Pembatasan pengunjung bertujuan meminimalkan dampak negatif kegiatan wisata terhadap kehidupan komodo serta ekosistem di sekitarnya. Oleh karena itu, diperlukan kajian daya dukung daya tampung wisata yang melibatkan sejumlah ahli dari sejumlah lembaga dan perguruan tinggi sebagai dasar penentuan kuota wisatawan.
Hasil kajian itu merekomendasikan jumlah pengunjung ideal ke Pulau Komodo sekitar 219.000 orang dan ke Pulau Padar berjumlah 39.420 orang per tahun. Alue berharap kajian tersebut dipakai dalam merumuskan kebijakan pengelolaan kawasan konservasi dan pemanfaatan wisata berkelanjutan.
Pembatasan pengunjung dapat menekan potensi kehilangan nilai jasa ekosistem dan manfaat sosial ekonomi. Namun, jika tidak dibatasi, kehilangan jasa ekosistem diperkirakan Rp 11,1 triliun.
Akan tetapi, menurut Alue, penerapan kebijakan perlu sosialisasi menyeluruh agar masyarakat tidak kaget. Ia berharap rekomendasi itu diuji coba terlebih dulu.
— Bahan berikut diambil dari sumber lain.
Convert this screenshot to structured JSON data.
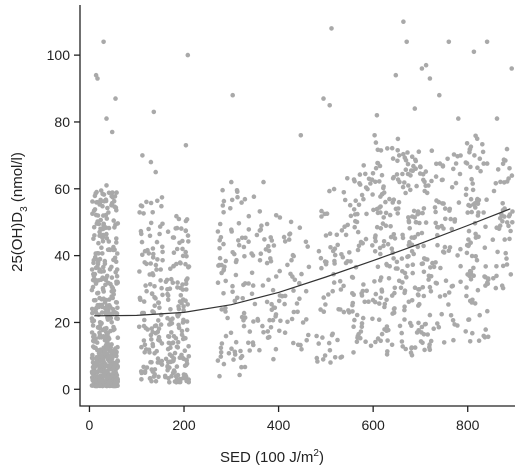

Wakil Gubernur NTT Josef Nae Soi mengatakan, dibutuhkan kolaborasi sejumlah pihak untuk mendukung kelestarian biodiversitas di Taman Nasional Komodo. Oleh karena itu, rekomendasi ahli, baik aspek konservasi maupun pariwisata, harus dijadikan dasar dalam membuat kebijakan di setiap tingkatan.
”Jika tidak, beberapa tahun kemudian, saya yakin komodo ini akan punah. Mari berkolaborasi, baik pemerintah pusat, pemerintah daerah, akademisi, maupun pihak-pihak lainnya,” katanya.
Menurut Josef, penanaman pohon di Taman Nasional Komodo perlu digencarkan. Sebab, pohon sangat berguna bagi anak komodo untuk dipanjat sehingga anak-anak komodo tidak dimangsa komodo dewasa.
”Pada 1960-an, hutan di sana masih sangat bagus, hutannya lebat. Jadi, anak komodo yang baru menetas bisa leluasa lari ke pohon. Namun, sekarang mereka (anak komodo) susah cari pohon,” ucapnya.
Perubahan perilaku komodo
Kepala Balai Taman Nasional Komodo Lukita Awang Nistyantara mengatakan, tren peningkatan pengunjung sudah terlihat sejak 2010. Pada 2016, pihaknya meneliti perilaku komodo terhadap wisatawan.
”Ternyata komodo di tempat wisata perilakunya berubah. Kewaspadaannya berkurang, cenderung dekat dengan manusia. Sementara di tempat nonwisata akan menjauh saat melihat manusia,” ujarnya.
Ketua Tim Ahli Kajian Daya Dukung Daya Tampung Berbasis Jasa Ekosistem di Pulau Komodo, Pulau Padar, dan Kawasan Air di Sekitarnya Irman Firmansyah mengatakan, pembatasan pengunjung dapat menekan potensi kehilangan nilai jasa ekosistem dan manfaat sosial ekonomi. Namun, jika tidak dibatasi, kehilangan jasa ekosistem diperkirakan Rp 11,1 triliun.
Irman menjelaskan, sejumlah tantangan dalam mengelola Taman Nasional Komodo, di antaranya, adalah pengelolaan sampah, penataan kawasan permukiman, membatasi kapal yang bermalam di laut, dan menjaga stabilitas ekosistem akibat dampak perubahan iklim.